Role-playing mechanics, as represented by various health bars and animal stats, blend well into this chaotic system. Since some stats pass on to your offspring, the game encourages you to build the healthiest animal you can through successive generations. It’s no small task, as you’ll have to claim territories before you breed, but it feels immensely rewarding once you reach certain milestones, as when I first surpassed 75 years with my pack of jackals.
Containing this madness is Tokyo, a never-ending playground full of collapsed streets and derelict buildings. After over 20 hours of playing, I was still finding new places to explore. Mother Nature’s large, twisted vines “bridge” many disparate parts of the city together, so conquering it feels manageable despite its large size.
A surprisingly poignant story
Spread across 14 chapters (and a multitude of in-game “archives”), the Story mode is the other half of the game. It’s underwhelming at first, serving as little more than an advanced tutorial. But you’ll quickly learn that each chapter, despite focusing on different animal species, connects with one another. These animals have a sense of personality and humor, portrayed through subtitled dialogue, as they try to adjust to their new urban jungle.
Some chapters focus on the tragedy of losing one’s family, others about slaughtering entire packs of animals to reclaim territory, and one or two thrives on the absurdity of the situation with hilarious anecdotes. It’s when you’re finally nailing down just what happened to the world, and the rest of humanity, where the story mode truly shines. You’ll never guess how it ends.
I was ready to give up on Tokyo Jungle multiple times, whether it was because I grew tired of the in-game challenges or angry that yet another hyena ambushed me, killing years of progress. But when I do, the game always manages to reel me back in. Sometimes, this was in the form of a entertaining chapter in the story; more often than not, it came from the chaotic, and unscripted, events that punctuate the Survival experience.

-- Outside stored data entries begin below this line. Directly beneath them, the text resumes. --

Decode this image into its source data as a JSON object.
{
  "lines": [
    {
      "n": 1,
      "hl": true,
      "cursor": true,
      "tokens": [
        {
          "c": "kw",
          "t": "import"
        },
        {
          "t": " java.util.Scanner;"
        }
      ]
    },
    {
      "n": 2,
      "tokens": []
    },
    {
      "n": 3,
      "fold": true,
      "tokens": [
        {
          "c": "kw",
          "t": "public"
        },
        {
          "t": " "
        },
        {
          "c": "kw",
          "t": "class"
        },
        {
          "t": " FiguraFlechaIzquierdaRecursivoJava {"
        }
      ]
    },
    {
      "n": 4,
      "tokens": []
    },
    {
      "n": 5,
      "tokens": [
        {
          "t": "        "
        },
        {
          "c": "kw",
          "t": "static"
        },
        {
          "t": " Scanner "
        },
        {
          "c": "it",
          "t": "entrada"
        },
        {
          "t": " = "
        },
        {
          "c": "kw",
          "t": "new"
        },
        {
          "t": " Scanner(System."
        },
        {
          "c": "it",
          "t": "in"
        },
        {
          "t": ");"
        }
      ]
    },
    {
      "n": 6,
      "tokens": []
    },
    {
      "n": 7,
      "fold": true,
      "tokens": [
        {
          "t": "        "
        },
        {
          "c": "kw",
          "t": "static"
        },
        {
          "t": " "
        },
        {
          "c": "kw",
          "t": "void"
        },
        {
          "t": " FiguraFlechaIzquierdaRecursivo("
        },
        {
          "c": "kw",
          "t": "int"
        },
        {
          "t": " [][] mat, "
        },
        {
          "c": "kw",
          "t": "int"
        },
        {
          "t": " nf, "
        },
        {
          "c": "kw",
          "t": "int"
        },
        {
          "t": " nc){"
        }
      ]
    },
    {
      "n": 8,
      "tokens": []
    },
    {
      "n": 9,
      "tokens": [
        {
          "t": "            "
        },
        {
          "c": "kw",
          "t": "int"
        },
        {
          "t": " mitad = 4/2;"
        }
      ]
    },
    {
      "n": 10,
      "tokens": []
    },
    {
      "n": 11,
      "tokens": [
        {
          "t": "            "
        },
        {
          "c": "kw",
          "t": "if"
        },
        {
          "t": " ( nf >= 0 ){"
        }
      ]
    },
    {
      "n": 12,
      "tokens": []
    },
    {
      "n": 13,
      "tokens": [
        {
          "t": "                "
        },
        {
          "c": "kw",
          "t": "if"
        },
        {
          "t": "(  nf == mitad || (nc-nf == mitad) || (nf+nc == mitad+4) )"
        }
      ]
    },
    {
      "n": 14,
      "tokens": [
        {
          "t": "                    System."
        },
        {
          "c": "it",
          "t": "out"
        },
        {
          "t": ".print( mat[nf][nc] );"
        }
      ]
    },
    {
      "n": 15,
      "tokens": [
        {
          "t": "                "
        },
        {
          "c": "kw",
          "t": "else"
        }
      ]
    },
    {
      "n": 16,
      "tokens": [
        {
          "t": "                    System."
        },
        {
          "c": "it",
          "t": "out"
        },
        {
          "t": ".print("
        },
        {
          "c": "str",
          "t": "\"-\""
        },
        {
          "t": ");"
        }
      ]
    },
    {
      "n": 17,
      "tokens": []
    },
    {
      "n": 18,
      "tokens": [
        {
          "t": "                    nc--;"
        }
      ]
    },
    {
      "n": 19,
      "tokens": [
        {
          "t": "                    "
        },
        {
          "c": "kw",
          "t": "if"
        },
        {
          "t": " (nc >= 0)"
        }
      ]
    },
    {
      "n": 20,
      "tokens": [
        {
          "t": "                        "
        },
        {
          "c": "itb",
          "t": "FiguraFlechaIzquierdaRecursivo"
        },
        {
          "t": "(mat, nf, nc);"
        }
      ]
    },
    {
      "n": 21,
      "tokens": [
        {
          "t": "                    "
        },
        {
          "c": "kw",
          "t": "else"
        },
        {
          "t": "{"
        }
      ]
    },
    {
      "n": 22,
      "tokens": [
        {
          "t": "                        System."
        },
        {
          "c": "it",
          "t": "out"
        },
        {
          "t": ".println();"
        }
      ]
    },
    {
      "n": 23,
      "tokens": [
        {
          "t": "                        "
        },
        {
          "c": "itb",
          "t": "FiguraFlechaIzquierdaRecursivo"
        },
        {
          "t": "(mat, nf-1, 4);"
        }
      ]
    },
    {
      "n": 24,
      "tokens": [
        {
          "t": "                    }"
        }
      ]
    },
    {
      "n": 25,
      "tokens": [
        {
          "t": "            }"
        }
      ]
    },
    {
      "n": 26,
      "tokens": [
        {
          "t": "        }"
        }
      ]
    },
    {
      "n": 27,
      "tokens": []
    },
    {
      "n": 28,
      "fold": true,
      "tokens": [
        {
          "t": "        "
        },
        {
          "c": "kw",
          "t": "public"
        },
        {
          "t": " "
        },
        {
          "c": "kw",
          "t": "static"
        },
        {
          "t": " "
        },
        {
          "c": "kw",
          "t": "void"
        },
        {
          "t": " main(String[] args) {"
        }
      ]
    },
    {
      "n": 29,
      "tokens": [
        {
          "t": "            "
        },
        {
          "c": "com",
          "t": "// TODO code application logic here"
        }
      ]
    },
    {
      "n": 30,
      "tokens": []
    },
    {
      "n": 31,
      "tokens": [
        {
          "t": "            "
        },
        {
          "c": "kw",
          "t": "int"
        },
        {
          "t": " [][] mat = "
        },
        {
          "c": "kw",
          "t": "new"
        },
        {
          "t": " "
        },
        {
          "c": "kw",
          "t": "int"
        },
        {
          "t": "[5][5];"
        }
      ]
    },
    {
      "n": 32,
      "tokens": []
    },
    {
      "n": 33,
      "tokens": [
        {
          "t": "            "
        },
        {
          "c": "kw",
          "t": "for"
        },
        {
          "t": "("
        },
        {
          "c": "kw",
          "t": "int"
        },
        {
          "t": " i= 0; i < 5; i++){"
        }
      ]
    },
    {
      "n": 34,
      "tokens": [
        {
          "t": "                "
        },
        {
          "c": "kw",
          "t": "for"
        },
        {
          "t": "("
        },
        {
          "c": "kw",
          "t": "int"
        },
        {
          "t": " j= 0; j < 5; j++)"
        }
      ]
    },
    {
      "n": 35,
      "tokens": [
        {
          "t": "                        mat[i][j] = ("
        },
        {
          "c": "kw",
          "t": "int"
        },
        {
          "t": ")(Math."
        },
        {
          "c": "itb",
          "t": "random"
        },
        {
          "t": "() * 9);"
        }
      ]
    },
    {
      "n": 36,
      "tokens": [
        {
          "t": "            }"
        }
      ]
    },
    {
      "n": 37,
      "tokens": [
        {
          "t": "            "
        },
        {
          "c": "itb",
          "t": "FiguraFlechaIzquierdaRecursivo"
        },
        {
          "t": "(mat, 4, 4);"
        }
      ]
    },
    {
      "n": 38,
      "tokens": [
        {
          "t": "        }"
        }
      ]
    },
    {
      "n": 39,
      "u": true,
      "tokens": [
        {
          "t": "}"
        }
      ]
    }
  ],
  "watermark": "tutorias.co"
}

One memorable instance happened when I was playing as a gazelle: As I cruised through the Shibuya shopping district looking for food, a frightened pair of roosters suddenly scattered past me, but I thought nothing of it. Then a pack of wolves appeared in pursuit of their prey, and chasing them were two lionesses; at this point, I had to follow them. All of them converged at the end of a block, where a single alligator happened to be sleeping. When it woke up, the situation turned into absolute insanity as the animals viciously attacked one another. Only the alligator (and me, hiding in the background) got out of that mess alive.
WHAT YOU WON’T LIKE
Stealth mechanics from the last decade
While some games may be pushing the stealth genre to new heights, Tokyo Jungle is intent on keeping things the way they always used to be. Stealth is a must if you choose to play as a grazer, since they’re generally poor fighters, and you’ll have to stick to hiding from predators in tall patches of grass or by sneaking past them.
It’s impossible to tell how well you’re hiding: Sometimes, I can stand a few feet away from an animal in a wide-open space but still be completely invisible to them. Other times, as when I was playing a hyena, I carefully crept past a sleeping wolf, who immediately woke up and killed me. The lack of visual information to let you know how you’re doing leads to repeated failure, and it can get to the point of controller-throwing levels of frustration.
Odd A.I. behavior
For the most part, the nonplayable animals in Tokyo behave naturally, but some quirks in the artificial intelligence can make the game feel broken. When you’re traveling as a pack, your fellow siblings can get stuck in corners or in buildings if you move too fast. And the more sensitive predators can whip into a frenzy over the smallest thing, as when I was traversing through the sewers as a beagle, and a large group of alligators a full story below me picked up my scent and started to jump and snap at me in an endless animation loop.
The A.I is at its worst when paired with the mandatory stealth sequences found in the Story mode. Too much of it feels like it’s left to chance, rather than pure skill.
Atrocious loading screen
Every time you manage to save your progress, die, or begin a new game in Survival, the same five-second video of a broken TV signal plays over and over. I have no idea why it does this, but I suspect that it might be masquerading as a loading screen. It’s incredibly annoying.
For the longest time, I couldn’t decide whether I loved or hated this game. The lack of polish in some areas and questionable design decisions in others can overshadow Tokyo Jungle’s moments of brilliance. As I finished the story, however, I realized I couldn’t stop smiling: It knows how absurd it is, but it doesn’t care. The developers takes the ridiculous concept and runs with it all the way, mainstream tastes be damned. That’s something you really have to admire.
Tokyo Jungle will be available exclusively on the PlayStation Network on Tuesday, September 25 for $14.99. The publisher provided a review code for the purpose of this review. I logged 22 hours across both the Survival and Story modes, completed the campaign, and unlocked about a quarter of the animals.